Restricted stock units (RSUs) are a kind of executive equity compensation that is stock-based. RSUs are restricted during what is defined as the vesting period. The vesting period may last several years. During which RSUs cannot be sold. RSUs give employees interest in the company stock. However, there is no real tangible value in RSUs until vesting is complete. Once vested, RSUs are assigned fair market value and are considered income. Once the employee receives the remaining shares after income taxes are paid, they can decide what to do with them.
In the past, stock options have been a more popular choice among companies, but with various scandals and tax issues within companies in the mid-2000s, companies have been considering other kinds of stock rewards for their executives. RSUs previously tended to be reserved for key executive positions and began to make their way into compensation packages for all employees. RSUs give executives and other employees an incentive to stay with a company for an extended period, thus helping with employee retention and performance.
Stock appreciation rights are a kind of executive equity compensation linked to the company’s stock price within a given period. Stock appreciation rights give employees the right to the cash equivalent of a stock’s gains in price in a predetermined time interval. Employers will almost always pay this kind of bonus in cash. Yet, some companies will choose to pay these bonuses in shares. In many cases, executives can exercise stock appreciation rights once they are vested.
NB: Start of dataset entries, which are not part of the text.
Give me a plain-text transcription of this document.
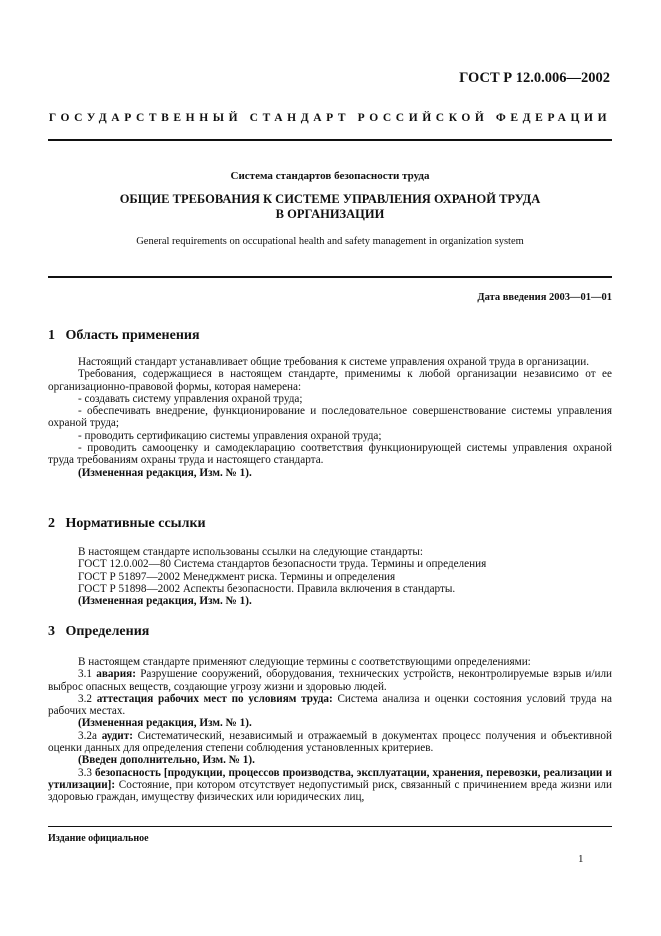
ГОСТ Р 12.0.006—2002
ГОСУДАРСТВЕННЫЙ СТАНДАРТ РОССИЙСКОЙ ФЕДЕРАЦИИ
Система стандартов безопасности труда
ОБЩИЕ ТРЕБОВАНИЯ К СИСТЕМЕ УПРАВЛЕНИЯ ОХРАНОЙ ТРУДА
В ОРГАНИЗАЦИИ
General requirements on occupational health and safety management in organization system
Дата введения 2003—01—01
1 Область применения

Настоящий стандарт устанавливает общие требования к системе управления охраной труда в организации.

Требования, содержащиеся в настоящем стандарте, применимы к любой организации независимо от ее организационно-правовой формы, которая намерена:

- создавать систему управления охраной труда;

- обеспечивать внедрение, функционирование и последовательное совершенствование системы управления охраной труда;

- проводить сертификацию системы управления охраной труда;

- проводить самооценку и самодекларацию соответствия функционирующей системы управления охраной труда требованиям охраны труда и настоящего стандарта.

(Измененная редакция, Изм. № 1).

2 Нормативные ссылки

В настоящем стандарте использованы ссылки на следующие стандарты:

ГОСТ 12.0.002—80 Система стандартов безопасности труда. Термины и определения

ГОСТ Р 51897—2002 Менеджмент риска. Термины и определения

ГОСТ Р 51898—2002 Аспекты безопасности. Правила включения в стандарты.

(Измененная редакция, Изм. № 1).

3 Определения

В настоящем стандарте применяют следующие термины с соответствующими определениями:

3.1 авария: Разрушение сооружений, оборудования, технических устройств, неконтролируемые взрыв и/или выброс опасных веществ, создающие угрозу жизни и здоровью людей.

3.2 аттестация рабочих мест по условиям труда: Система анализа и оценки состояния условий труда на рабочих местах.

(Измененная редакция, Изм. № 1).

3.2а аудит: Систематический, независимый и отражаемый в документах процесс получения и объективной оценки данных для определения степени соблюдения установленных критериев.

(Введен дополнительно, Изм. № 1).

3.3 безопасность [продукции, процессов производства, эксплуатации, хранения, перевозки, реализации и утилизации]: Состояние, при котором отсутствует недопустимый риск, связанный с причинением вреда жизни или здоровью граждан, имуществу физических или юридических лиц,

Издание официальное
1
Deferred compensation is a part of an executive’s compensation or wages that are set aside to be paid out to them later. In many cases, taxes are deferred until it is paid out. A deferred compensation plan is beneficial when one can reduce present and future taxes by deferring income. The withheld amount of income is paid out to the executive at the specified date, usually at retirement. Deferred compensation plans are incentives offered by employers typically to hold on to or retain key employees and executives. Deferred compensation can be qualified or non-qualified. Deferred compensation benefits depend upon the individual’s tax situation. A deferred compensation plan is most beneficial when you can reduce present and future tax rates by deferring your income.
Pre-IPO placements occur when IPO underwriters make stocks available to selected investors at a discount ahead of time. These usually happen immediately before the IPO. Stock options can be provided to executives who can resell their shares, subject to specific restrictions.
Concentrated stock positions occur when investors own a share of a stock or another kind of security, which represents a large percentage of their overall portfolio. The investor’s wealth becomes concentrated in a single position.